CM Éthique et politique
Master LettresParcours Lethica (Littératures, éthique et arts)
Description
Cours de Master
Penser la démocratie dans l’Athènes classique
La Grèce antique a été le lieu de l’élaboration de la démocratie en même temps que de ses premières critiques, d’autant plus que le système démocratique implique la liberté de parole, si bien que la critique de la démocratie est elle-même un exercice démocratique qui ne signe pas d’emblée une hostilité à ce type de constitution. Si l’on se focalise généralement sur la figure de Platon érigé en pourfendeur de la démocratie, on oublie commodément, d’une part, que le philosophe a tout autant critiqué l’oligarchie et la noblesse de son temps, d’autre part, que la critique de la démocratie émanait aussi d’autres figures éminentes, antérieures à Platon (Thucydide, Aristophane…) ou contemporaines et postérieures (Isocrate, Démosthène, Aristote…) et surtout des citoyens eux-mêmes. Le séminaire commencera par rappeler avec précision le fonctionnement des institutions athéniennes, puis envisagera les différents points d’application de la critique (tant pour son versant négatif que pour son versant positif et valorisant), à partir de textes philosophiques et extra-philosophiques. On dénouera ainsi quelques idées reçues et simplifiées qu’on peut trouver chez les philosophes contemporains, et on approfondira un certain nombre de problématiques, comme la place des lois en démocratie et le problème de l’anomie et de l’eunomie, la question de l’opinion et du savoir, le rôle de la philia comme lien social, le rapport à la guerre et la compénétration du statut de citoyen et de soldat, les réalités de la guerre civile et les visées pacificatrices internes à la démocratie, la prégnance d’une idéologie d’origine aristocratique à travers la notion d’aretè (vertu, excellence), l’articulation entre l’exigence morale et la prétention à exercer un rôle de premier plan sur la scène politique, le travail et le loisir, l’isonomie, la liberté de parole, la fonction des cultes rendus aux dieux, etc.

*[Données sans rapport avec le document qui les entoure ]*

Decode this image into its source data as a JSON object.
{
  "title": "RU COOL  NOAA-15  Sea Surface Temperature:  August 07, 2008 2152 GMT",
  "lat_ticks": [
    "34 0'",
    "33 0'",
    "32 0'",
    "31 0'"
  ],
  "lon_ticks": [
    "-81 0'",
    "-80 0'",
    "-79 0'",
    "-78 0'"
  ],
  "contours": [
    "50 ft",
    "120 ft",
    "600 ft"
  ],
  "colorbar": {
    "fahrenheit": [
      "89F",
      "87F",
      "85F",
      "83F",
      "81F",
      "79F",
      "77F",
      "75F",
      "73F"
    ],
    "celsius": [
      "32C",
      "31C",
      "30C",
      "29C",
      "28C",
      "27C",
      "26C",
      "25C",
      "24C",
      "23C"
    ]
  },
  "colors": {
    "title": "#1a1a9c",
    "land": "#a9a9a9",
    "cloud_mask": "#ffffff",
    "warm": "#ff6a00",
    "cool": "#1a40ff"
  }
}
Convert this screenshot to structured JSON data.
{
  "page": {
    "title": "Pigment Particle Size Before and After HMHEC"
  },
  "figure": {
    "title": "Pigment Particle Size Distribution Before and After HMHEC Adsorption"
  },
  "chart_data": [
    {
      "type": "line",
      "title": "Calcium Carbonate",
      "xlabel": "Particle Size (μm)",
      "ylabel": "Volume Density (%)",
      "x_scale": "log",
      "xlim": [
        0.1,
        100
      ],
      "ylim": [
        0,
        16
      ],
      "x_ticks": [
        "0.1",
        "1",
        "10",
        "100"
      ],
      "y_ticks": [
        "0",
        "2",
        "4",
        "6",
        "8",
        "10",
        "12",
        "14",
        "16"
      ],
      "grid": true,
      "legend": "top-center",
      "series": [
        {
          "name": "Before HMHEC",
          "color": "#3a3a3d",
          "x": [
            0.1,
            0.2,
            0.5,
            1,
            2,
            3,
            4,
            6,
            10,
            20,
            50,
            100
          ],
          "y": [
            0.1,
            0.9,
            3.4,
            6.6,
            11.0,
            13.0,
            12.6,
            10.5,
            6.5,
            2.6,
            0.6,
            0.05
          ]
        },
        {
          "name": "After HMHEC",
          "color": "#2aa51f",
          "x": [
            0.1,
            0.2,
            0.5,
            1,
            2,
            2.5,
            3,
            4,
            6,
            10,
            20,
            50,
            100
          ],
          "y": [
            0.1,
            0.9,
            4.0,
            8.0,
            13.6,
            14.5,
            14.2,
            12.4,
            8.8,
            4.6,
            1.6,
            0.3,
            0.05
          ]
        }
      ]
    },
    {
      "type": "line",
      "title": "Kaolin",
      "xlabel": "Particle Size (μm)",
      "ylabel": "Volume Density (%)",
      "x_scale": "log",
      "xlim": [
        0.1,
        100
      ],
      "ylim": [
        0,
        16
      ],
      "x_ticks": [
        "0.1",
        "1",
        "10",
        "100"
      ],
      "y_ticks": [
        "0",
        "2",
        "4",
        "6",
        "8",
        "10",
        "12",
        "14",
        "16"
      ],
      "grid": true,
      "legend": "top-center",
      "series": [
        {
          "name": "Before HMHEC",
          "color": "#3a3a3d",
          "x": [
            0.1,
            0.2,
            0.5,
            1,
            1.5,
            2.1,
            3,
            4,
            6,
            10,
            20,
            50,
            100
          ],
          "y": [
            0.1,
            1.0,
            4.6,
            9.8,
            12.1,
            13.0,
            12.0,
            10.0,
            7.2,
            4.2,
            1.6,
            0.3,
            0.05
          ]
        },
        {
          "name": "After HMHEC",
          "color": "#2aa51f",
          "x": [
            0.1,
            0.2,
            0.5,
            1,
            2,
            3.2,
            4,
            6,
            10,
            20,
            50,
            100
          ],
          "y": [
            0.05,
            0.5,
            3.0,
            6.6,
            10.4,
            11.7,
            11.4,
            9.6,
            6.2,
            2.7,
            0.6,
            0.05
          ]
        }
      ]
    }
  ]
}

La première moitié des séances consistera en un cours magistral, la seconde moitié en exposés d’étudiant·es sur des thèmes liés à la démocratie à travers les siècles. Ces exposés permettront de valider le séminaire (avec possibilité de passer un oral individuel séparé à la place, si cela est préféré par l’étudiant·e).
Bibliographie
Bibliographie initiale (complétée en début de semestre, avec précision d’extraits)
Aristophane, Comédies, notamment Les Guêpes (dans le tome II), Les Oiseaux (t. III), L’Assemblée des femmes (t. V), texte et trad. par H. Van Daele, Paris, Les Belles Lettres, 1923 sqq.
Aristote, Politique, texte et trad. par J. Aubonnet, Les Belles Lettres, CUF, 1960 / Les Politiques, trad. P. Pellegrin, GF Flammarion, 1993.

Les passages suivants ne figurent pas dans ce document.